D. Air supplied directly to the injectors is accounted for by the engine control computer. When the air flow is computed based on the manifold absolute pressure, the injector air is accounted for by its effect on manifold pressure. In a fuel metering system which makes use of direct air mass flow measurement, the source of injector air is downstream of the mass flow sensor. In either case, the source of injector air is derived from a source downstream of the combustion air filter.
E. The injector air flows in proportion to the manifold vacuum (atmospheric pressure minus manifold absolute pressure), producing the best spray (smallest droplet size) under idle and light load conditions, when the vacuum is high--(15-20 in.hg.) and coincidentally, the engine combustion is most sensitive to droplet size at idle and light load conditions.
F. Finally, the pin has a low mass. The low mass electromechanical actuator allows the injector to turn on and off with less delay than conventional injectors. This results in a flow calibration which maintains its linearity at pulse widths below 2 msec.
G. The introduction of air isolates the high vacuum condition of the engine from the fluidic element.

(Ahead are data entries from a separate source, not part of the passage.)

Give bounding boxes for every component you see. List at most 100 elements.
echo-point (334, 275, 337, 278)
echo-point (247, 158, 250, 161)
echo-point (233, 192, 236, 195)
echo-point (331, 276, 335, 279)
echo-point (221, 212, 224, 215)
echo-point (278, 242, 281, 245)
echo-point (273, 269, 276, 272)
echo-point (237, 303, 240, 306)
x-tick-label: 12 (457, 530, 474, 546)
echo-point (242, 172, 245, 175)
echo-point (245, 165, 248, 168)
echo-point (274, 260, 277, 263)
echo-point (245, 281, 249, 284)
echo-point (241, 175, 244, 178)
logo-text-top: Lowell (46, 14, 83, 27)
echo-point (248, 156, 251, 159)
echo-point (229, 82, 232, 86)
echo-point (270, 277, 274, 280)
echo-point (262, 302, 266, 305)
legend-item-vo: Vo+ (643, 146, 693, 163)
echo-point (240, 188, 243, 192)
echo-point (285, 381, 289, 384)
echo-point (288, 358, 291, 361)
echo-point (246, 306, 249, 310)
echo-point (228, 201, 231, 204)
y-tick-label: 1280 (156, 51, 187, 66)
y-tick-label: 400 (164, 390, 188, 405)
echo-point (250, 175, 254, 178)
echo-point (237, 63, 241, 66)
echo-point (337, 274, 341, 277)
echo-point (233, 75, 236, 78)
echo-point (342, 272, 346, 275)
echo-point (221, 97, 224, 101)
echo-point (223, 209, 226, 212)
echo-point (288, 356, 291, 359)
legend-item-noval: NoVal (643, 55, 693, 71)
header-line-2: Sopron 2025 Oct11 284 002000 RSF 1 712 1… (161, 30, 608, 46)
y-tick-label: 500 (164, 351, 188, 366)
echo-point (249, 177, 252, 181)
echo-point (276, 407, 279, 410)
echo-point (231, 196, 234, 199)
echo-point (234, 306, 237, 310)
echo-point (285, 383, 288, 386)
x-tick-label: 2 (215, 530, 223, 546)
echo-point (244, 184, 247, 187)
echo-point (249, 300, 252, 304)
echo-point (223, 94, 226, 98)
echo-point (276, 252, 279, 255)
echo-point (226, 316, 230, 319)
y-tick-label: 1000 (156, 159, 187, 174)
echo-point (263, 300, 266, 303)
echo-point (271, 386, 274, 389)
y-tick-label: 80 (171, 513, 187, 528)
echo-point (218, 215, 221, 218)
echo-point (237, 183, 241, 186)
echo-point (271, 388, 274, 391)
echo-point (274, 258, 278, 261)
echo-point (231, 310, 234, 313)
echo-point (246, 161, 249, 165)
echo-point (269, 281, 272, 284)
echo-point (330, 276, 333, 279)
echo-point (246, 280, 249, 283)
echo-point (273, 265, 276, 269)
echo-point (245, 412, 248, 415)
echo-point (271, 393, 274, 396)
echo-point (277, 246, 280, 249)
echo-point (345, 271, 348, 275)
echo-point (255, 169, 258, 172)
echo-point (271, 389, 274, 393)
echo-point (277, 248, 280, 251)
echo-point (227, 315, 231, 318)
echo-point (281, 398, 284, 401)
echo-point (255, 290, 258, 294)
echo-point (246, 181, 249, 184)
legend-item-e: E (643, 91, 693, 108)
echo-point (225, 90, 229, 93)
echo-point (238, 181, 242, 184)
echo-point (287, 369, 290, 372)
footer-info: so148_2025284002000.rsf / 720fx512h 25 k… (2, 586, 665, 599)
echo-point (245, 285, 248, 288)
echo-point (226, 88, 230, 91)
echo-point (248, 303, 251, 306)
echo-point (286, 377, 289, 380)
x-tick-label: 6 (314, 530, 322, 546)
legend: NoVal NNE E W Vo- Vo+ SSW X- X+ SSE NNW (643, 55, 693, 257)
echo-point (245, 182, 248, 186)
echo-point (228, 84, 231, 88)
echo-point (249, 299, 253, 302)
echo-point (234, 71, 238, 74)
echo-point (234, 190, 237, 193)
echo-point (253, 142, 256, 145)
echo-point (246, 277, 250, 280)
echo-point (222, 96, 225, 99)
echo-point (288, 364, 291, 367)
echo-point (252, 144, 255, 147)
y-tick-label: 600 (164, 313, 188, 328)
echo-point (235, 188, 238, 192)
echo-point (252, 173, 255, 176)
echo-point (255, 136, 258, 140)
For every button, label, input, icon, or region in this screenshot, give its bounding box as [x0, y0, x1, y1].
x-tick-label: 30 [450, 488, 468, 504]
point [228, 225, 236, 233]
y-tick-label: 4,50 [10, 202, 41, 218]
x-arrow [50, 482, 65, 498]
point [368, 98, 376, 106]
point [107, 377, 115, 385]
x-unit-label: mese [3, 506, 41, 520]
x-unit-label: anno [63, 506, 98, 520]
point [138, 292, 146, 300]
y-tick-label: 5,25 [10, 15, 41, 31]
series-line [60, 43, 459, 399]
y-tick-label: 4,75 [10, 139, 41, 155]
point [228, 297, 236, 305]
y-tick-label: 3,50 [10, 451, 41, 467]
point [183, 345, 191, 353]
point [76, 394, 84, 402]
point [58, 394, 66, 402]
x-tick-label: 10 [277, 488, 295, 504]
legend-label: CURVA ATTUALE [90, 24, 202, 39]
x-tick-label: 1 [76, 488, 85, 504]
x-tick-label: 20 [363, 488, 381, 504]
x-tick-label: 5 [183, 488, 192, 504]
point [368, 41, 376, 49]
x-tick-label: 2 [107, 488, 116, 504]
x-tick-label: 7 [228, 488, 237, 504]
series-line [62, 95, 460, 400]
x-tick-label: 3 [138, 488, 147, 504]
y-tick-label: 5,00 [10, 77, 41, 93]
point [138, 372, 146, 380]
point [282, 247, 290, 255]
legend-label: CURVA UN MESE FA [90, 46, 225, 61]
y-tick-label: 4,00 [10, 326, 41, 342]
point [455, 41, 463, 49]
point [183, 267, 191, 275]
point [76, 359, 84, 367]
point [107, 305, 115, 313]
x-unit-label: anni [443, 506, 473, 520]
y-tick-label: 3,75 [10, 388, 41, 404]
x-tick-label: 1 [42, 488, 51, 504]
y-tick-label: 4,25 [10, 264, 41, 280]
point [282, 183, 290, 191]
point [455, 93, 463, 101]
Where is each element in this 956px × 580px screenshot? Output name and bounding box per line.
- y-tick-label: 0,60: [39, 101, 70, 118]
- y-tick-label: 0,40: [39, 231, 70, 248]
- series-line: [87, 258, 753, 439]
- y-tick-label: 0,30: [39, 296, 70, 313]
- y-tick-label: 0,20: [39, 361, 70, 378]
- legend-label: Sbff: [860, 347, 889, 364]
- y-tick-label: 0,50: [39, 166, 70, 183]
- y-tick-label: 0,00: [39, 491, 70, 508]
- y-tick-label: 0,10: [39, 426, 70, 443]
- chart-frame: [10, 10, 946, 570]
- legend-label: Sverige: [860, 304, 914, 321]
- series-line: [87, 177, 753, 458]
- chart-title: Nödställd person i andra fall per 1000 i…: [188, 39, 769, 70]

Air enters the engine output leg of the fluidic element so that particular point does not see the vacuum of the intake manifold. There is not enough air added to greatly effect engine vacuum. The power nozzle then becomes the major source of pressure drop of the fluid in the system.
In the preferred embodiment, both major features are utilized but it will be appreciated that either feature can be used independently of the other and still obtain advantages of the invention.
Thus, the basic objective of the invention is to provide an improved fuel injection system for internal combustion engines. A further object of the invention is to provide an improved bistable fluidic switch which has no control ports or passages; and a further object of the invention is to provide an improved fuel preparation by the addition of filtered and monitored air to fuel for internal combustion engines prior to induction in the engine.